Refer to the Row and column tables documentation for the complete list of attributes for column tables.
Full source code, for example, to create and perform operations on column table can be found in CreateColumnTable.scala
Create a Column Table using DataFrame API¶
The code snippet below shows how to create a column table using DataFrame API.
Get a SnappySession:
val spark: SparkSession = SparkSession
.builder
.appName("CreateColumnTable")
.master("local[*]")
.getOrCreate
val snSession = new SnappySession(spark.sparkContext)
Define the table schema
val tableSchema = StructType(Array(StructField("C_CUSTKEY", IntegerType, false),
StructField("C_NAME", StringType, false),
StructField("C_ADDRESS", StringType, false),
StructField("C_NATIONKEY", IntegerType, false),
StructField("C_PHONE", StringType, false),
StructField("C_ACCTBAL", DecimalType(15, 2), false),
StructField("C_MKTSEGMENT", StringType, false),
StructField("C_COMMENT", StringType, false)
))
Create the table and load data from CSV
// props1 map specifies the properties for the table to be created
// "PARTITION_BY" attribute specifies partitioning key for CUSTOMER table(C_CUSTKEY)

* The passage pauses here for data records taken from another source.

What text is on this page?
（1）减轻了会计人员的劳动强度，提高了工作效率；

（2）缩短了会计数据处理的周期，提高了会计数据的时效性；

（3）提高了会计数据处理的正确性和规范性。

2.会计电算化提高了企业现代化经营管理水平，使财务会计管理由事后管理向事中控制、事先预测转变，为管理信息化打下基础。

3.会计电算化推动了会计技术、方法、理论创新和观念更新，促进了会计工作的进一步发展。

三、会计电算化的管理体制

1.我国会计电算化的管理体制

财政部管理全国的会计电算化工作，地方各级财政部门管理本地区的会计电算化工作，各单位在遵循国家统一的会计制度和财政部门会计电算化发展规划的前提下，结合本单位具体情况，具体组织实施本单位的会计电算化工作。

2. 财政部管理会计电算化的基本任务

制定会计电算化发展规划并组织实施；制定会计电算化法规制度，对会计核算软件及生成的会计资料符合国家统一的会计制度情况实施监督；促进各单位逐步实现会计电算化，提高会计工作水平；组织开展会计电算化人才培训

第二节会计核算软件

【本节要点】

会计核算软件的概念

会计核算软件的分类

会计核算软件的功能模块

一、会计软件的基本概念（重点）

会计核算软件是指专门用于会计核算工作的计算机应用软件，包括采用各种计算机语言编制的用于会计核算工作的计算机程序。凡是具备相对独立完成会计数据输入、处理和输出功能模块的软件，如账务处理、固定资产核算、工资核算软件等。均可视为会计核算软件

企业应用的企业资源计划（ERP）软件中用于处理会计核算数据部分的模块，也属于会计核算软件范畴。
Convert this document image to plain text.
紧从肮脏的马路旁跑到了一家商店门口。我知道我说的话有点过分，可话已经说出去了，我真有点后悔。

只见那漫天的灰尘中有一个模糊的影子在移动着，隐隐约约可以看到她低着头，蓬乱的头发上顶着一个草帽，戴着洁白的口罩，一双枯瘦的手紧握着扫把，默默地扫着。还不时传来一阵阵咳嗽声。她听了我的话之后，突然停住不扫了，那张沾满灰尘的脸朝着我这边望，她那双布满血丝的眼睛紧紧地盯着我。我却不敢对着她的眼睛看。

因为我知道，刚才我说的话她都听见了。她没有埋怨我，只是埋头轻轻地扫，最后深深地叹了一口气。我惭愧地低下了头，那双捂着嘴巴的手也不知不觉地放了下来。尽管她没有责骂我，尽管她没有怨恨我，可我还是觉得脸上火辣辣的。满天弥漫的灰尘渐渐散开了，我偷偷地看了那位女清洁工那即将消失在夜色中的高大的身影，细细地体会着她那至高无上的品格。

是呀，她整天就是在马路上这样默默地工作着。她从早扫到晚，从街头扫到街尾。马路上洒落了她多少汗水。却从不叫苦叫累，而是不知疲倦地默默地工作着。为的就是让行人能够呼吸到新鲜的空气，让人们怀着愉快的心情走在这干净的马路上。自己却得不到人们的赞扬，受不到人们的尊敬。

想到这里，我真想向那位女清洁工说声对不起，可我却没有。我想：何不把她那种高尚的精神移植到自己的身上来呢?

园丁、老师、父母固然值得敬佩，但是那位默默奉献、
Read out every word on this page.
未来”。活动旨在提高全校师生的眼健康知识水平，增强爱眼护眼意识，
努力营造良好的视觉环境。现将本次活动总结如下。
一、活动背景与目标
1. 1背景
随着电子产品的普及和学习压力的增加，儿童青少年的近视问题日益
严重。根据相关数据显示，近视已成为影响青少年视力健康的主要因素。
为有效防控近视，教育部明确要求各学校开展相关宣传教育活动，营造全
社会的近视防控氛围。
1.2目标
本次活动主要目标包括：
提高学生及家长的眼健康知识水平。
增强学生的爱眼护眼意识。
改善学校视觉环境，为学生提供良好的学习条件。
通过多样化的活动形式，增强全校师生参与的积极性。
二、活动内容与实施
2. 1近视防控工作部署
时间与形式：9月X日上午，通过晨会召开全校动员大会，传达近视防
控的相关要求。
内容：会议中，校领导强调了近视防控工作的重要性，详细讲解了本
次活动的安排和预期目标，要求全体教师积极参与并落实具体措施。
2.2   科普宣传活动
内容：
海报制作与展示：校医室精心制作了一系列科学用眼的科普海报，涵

val props1 = Map("PARTITION_BY" -> "C_CUSTKEY")
snSession.createTable("CUSTOMER", "column", tableSchema, props1)
val tableSchema = snSession.table("CUSTOMER").schema
// insert some data in it
// loading data in CUSTOMER table from a text file with delimited columns
val customerDF = snSession.read.schema(schema = tableSchema).csv("quickstart/src/main/resources/customer.csv")
customerDF.write.insertInto("CUSTOMER")
Create a Column Table using SQL¶
The same table can be created using SQL as shown below:
snSession.sql("CREATE TABLE CUSTOMER ( " +
"C_CUSTKEY INTEGER NOT NULL," +
"C_NAME VARCHAR(25) NOT NULL," +
"C_ADDRESS VARCHAR(40) NOT NULL," +
"C_NATIONKEY INTEGER NOT NULL," +
"C_PHONE VARCHAR(15) NOT NULL," +
"C_ACCTBAL DECIMAL(15,2) NOT NULL," +
"C_MKTSEGMENT VARCHAR(10) NOT NULL," +
"C_COMMENT VARCHAR(117) NOT NULL)" +
"USING COLUMN OPTIONS (PARTITION_BY 'C_CUSTKEY')")
You can execute selected queries on a column table, join the column table with other tables, and append data to it.